Almanya'daki Humboldt Üniversitesi'nden çalışmanın ortak yazarı Peter Eisert "Kaynak video gerçek bir kişiye aitse, bu artık deepfake videoya aktarılabiliyor" diyerek ekliyor: 

Sanırım tüm deepfake dedektörlerinin kaderi bu; deepfake'ler gittikçe daha iyi hale geliyor ve iki yıl önce iyi çalışan bir dedektör bugün tamamen başarısız olmaya başlıyor.

Araştırmacılar yine de sahte videoları saptamanın başka yolları olduğunu düşünüyor. Örneğin sadece nabız hızını ölçmek yerine, yüzdeki kan akışını ayrıntılı olarak takip eden dedektörler geliştirilebilir.

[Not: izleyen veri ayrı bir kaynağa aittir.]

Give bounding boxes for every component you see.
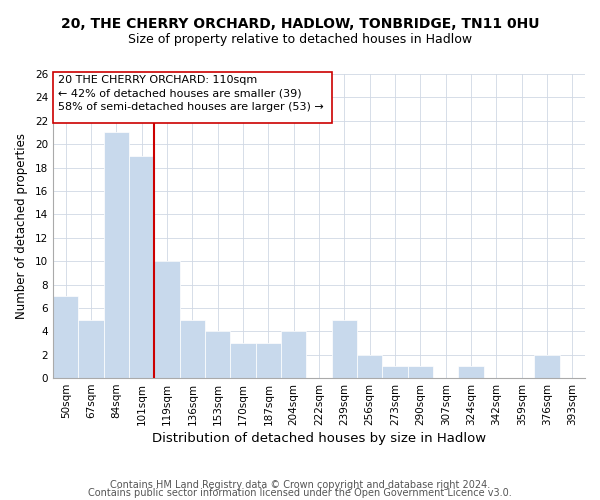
Bar <box>129 156 154 378</box>
Bar <box>407 366 433 378</box>
Text: 20, THE CHERRY ORCHARD, HADLOW, TONBRIDGE, TN11 0HU: 20, THE CHERRY ORCHARD, HADLOW, TONBRIDG… <box>61 18 539 32</box>
Bar <box>535 354 560 378</box>
Bar <box>53 296 79 378</box>
Bar <box>230 343 256 378</box>
Bar <box>180 320 205 378</box>
Text: Size of property relative to detached houses in Hadlow: Size of property relative to detached ho… <box>128 32 472 46</box>
Bar <box>205 332 230 378</box>
Bar <box>104 132 129 378</box>
Bar <box>53 72 332 123</box>
Bar <box>256 343 281 378</box>
Y-axis label: Number of detached properties: Number of detached properties <box>15 133 28 319</box>
Text: 20 THE CHERRY ORCHARD: 110sqm
← 42% of detached houses are smaller (39)
58% of s: 20 THE CHERRY ORCHARD: 110sqm ← 42% of d… <box>58 75 324 112</box>
Bar <box>79 320 104 378</box>
Text: Contains HM Land Registry data © Crown copyright and database right 2024.: Contains HM Land Registry data © Crown c… <box>110 480 490 490</box>
Bar <box>281 332 307 378</box>
Bar <box>332 320 357 378</box>
Bar <box>382 366 407 378</box>
Bar <box>357 354 382 378</box>
X-axis label: Distribution of detached houses by size in Hadlow: Distribution of detached houses by size … <box>152 432 486 445</box>
Bar <box>154 261 180 378</box>
Text: Contains public sector information licensed under the Open Government Licence v3: Contains public sector information licen… <box>88 488 512 498</box>
Bar <box>458 366 484 378</box>
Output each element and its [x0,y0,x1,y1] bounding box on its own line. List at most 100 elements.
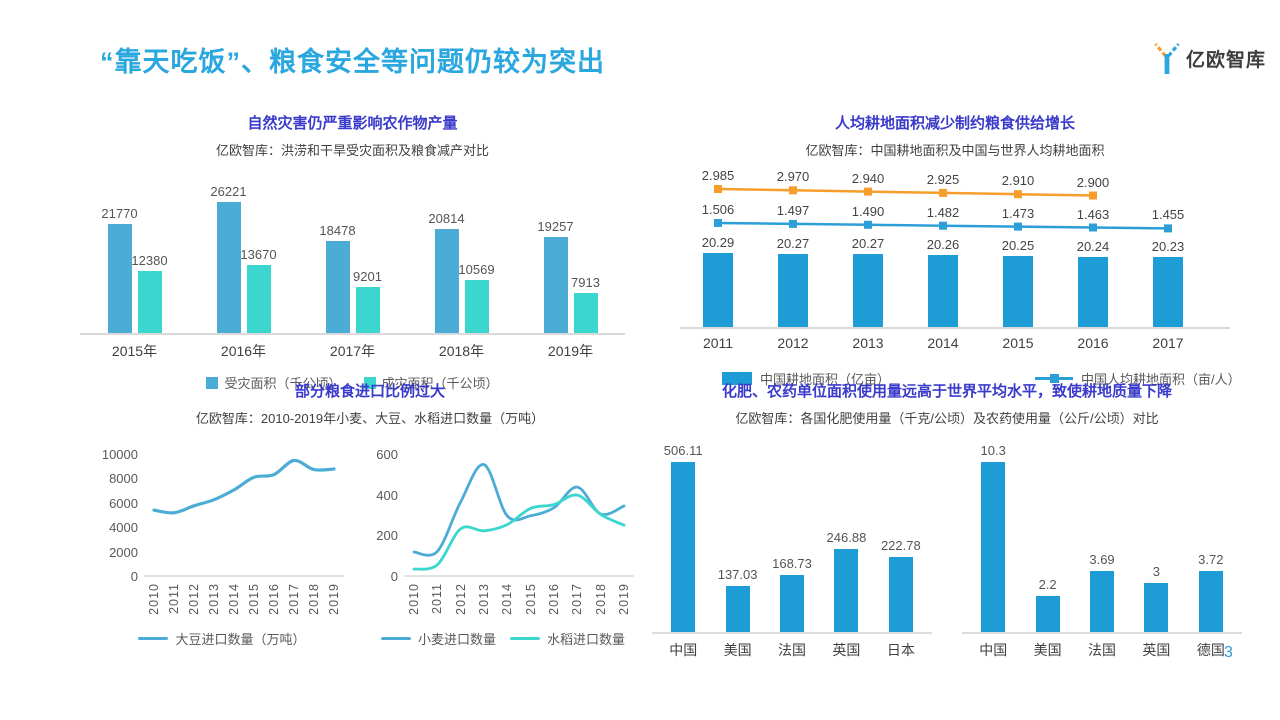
x-tick-text: 2016 [547,583,561,615]
legend-swatch [206,376,219,389]
bar-value-label: 222.78 [880,538,921,553]
bar [1078,256,1108,327]
chart-title: 人均耕地面积减少制约粮食供给增长 [834,115,1075,132]
x-tick-label: 2011 [167,583,181,619]
x-tick-label: 2013 [477,583,491,620]
y-axis: 0 200 400 600 [372,437,404,584]
bar-value-label: 18478 [319,223,356,238]
line-chart-body: 0 2000 4000 6000 8000 10000 [100,437,344,584]
x-tick-label: 2014 [227,583,241,620]
chart-fertilizer-pesticide: 化肥、农药单位面积使用量远高于世界平均水平，致使耕地质量下降 亿欧智库：各国化肥… [652,380,1242,660]
bar [834,548,859,632]
line-marker [789,219,797,228]
x-tick-label: 2019 [617,583,631,620]
logo-y-icon [1154,42,1180,74]
line-value-label: 2.910 [1001,173,1035,189]
bar-column: 168.73 [772,439,812,632]
bar-cell: 168.73 [765,439,819,632]
bar-value-label: 3 [1152,563,1161,579]
x-tick-label: 中国 [979,642,1008,658]
line-series [152,458,336,515]
bar-column: 19257 [537,165,574,333]
x-tick-text: 2010 [147,583,161,615]
x-tick-text: 2013 [207,583,221,615]
bar [107,224,132,333]
x-tick-label: 2018 [594,583,608,620]
legend-item: 小麦进口数量 [380,629,496,648]
x-axis: 2015年 2016年 2017年 2018年 2019年 [80,341,625,361]
x-axis: 中国 美国 法国 英国 日本 [652,640,932,660]
chart-subtitle: 亿欧智库：各国化肥使用量（千克/公顷）及农药使用量（公斤/公顷）对比 [735,411,1159,426]
x-tick-label: 2017 [287,583,301,620]
bar-column: 13670 [240,165,277,333]
bar-group: 21770 12380 [80,165,189,333]
bar-value-label: 20.29 [701,234,735,250]
x-tick-label: 2014 [500,583,514,620]
x-tick-label: 2015年 [111,343,158,359]
bar-column: 20814 [428,165,465,333]
bar-column: 10.3 [981,439,1006,632]
logo-text: 亿欧智库 [1186,49,1267,71]
bar [1090,571,1115,632]
line-plot-area [144,437,344,577]
x-tick-label: 2015 [1002,335,1034,351]
legend-item: 中国人均耕地面积（亩/人） [1035,369,1241,388]
bar-cell: 246.88 [819,439,873,632]
x-axis: 2010 2011 2012 2013 2014 2015 2016 2017 2018 2019 [404,577,634,627]
bar-column: 3.72 [1198,439,1223,632]
page-title: “靠天吃饭”、粮食安全等问题仍较为突出 [100,47,605,77]
logo: 亿欧智库 [1152,40,1266,76]
x-tick-text: 2019 [617,583,631,615]
x-tick-label: 2016 [267,583,281,620]
chart-subtitle: 亿欧智库：洪涝和干旱受灾面积及粮食减产对比 [215,143,489,158]
line-charts-row: 0 2000 4000 6000 8000 10000 2010 2011 2012 2013 2… [100,437,640,648]
legend-item: 大豆进口数量（万吨） [138,629,306,648]
page-number: 3 [1224,644,1233,661]
bar-plot-area: 21770 12380 26221 13670 18478 9201 20814 10569 1… [80,165,625,335]
bar [434,229,459,333]
legend-label: 中国耕地面积（亿亩） [760,372,891,387]
bar-cell: 3.69 [1075,439,1129,632]
bar-value-label: 9201 [353,269,382,284]
x-tick-label: 英国 [832,642,861,658]
bar-value-label: 10569 [458,262,495,277]
legend: 大豆进口数量（万吨） [100,629,344,648]
x-tick-label: 2012 [454,583,468,620]
line-marker [1089,223,1097,232]
line-chart-wheat-rice: 0 200 400 600 2010 2011 2012 2013 2014 2015 2016 2… [372,437,634,648]
bar [888,557,913,632]
line-marker [1089,191,1097,200]
legend-item: 中国耕地面积（亿亩） [722,369,890,388]
line-value-label: 2.940 [851,170,885,186]
chart-subtitle: 亿欧智库：中国耕地面积及中国与世界人均耕地面积 [805,143,1105,158]
x-tick-text: 2018 [307,583,321,615]
bar-value-label: 13670 [240,247,277,262]
legend-swatch [380,637,411,640]
bar [355,287,380,333]
line-value-label: 1.482 [926,204,960,220]
y-tick-label: 8000 [109,471,138,487]
legend-marker [1050,374,1060,383]
legend-label: 大豆进口数量（万吨） [175,632,306,647]
line-plot-area [404,437,634,577]
line-value-label: 2.925 [926,171,960,187]
combo-lines [714,185,1172,233]
x-tick-label: 2019年 [547,343,594,359]
y-tick-label: 600 [376,447,398,462]
bar-plot-area: 10.3 2.2 3.69 3 3.72 [962,439,1242,634]
line-value-label: 2.900 [1076,174,1110,190]
line-marker [789,186,797,195]
x-tick-label: 美国 [723,642,752,658]
y-tick-label: 4000 [109,520,138,536]
bar-column: 137.03 [718,439,757,632]
bar-cell: 506.11 [656,439,710,632]
bar [246,265,271,333]
legend-swatch [363,376,376,389]
legend-label: 成灾面积（千公顷） [381,376,499,391]
bar [1153,257,1183,327]
x-tick-label: 2011 [702,335,734,351]
bar-column: 26221 [210,165,247,333]
x-tick-text: 2015 [523,583,538,615]
bar [928,255,958,327]
x-tick-label: 中国 [669,642,698,658]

Eisert, "Kalp atarken kan, damarlardan geçerek yüze akıyor ve daha sonra tüm yüz bölgesine dağılıyor. Bu harekette gerçek görüntülerde tespit edebileceğimiz küçük bir gecikme var" diyor.

Ancak bilim insanına göre nihai çözüm deepfake dedektörlerinden ziyade, bir görüntünün üzerinde oynanıp oynanmadığını anlamaya yarayan dijital işaretlere odaklanmaktan geçiyor:

Bir şeyin sahte olup olmadığını tespit etmek yerine bir şeyin değiştirilmediğini kanıtlayan teknolojiye daha fazla odaklanmadığımız sürece, deepfake'lerin saptanmalarını zorlaştıracak kadar iyi olacağını düşünüyorum.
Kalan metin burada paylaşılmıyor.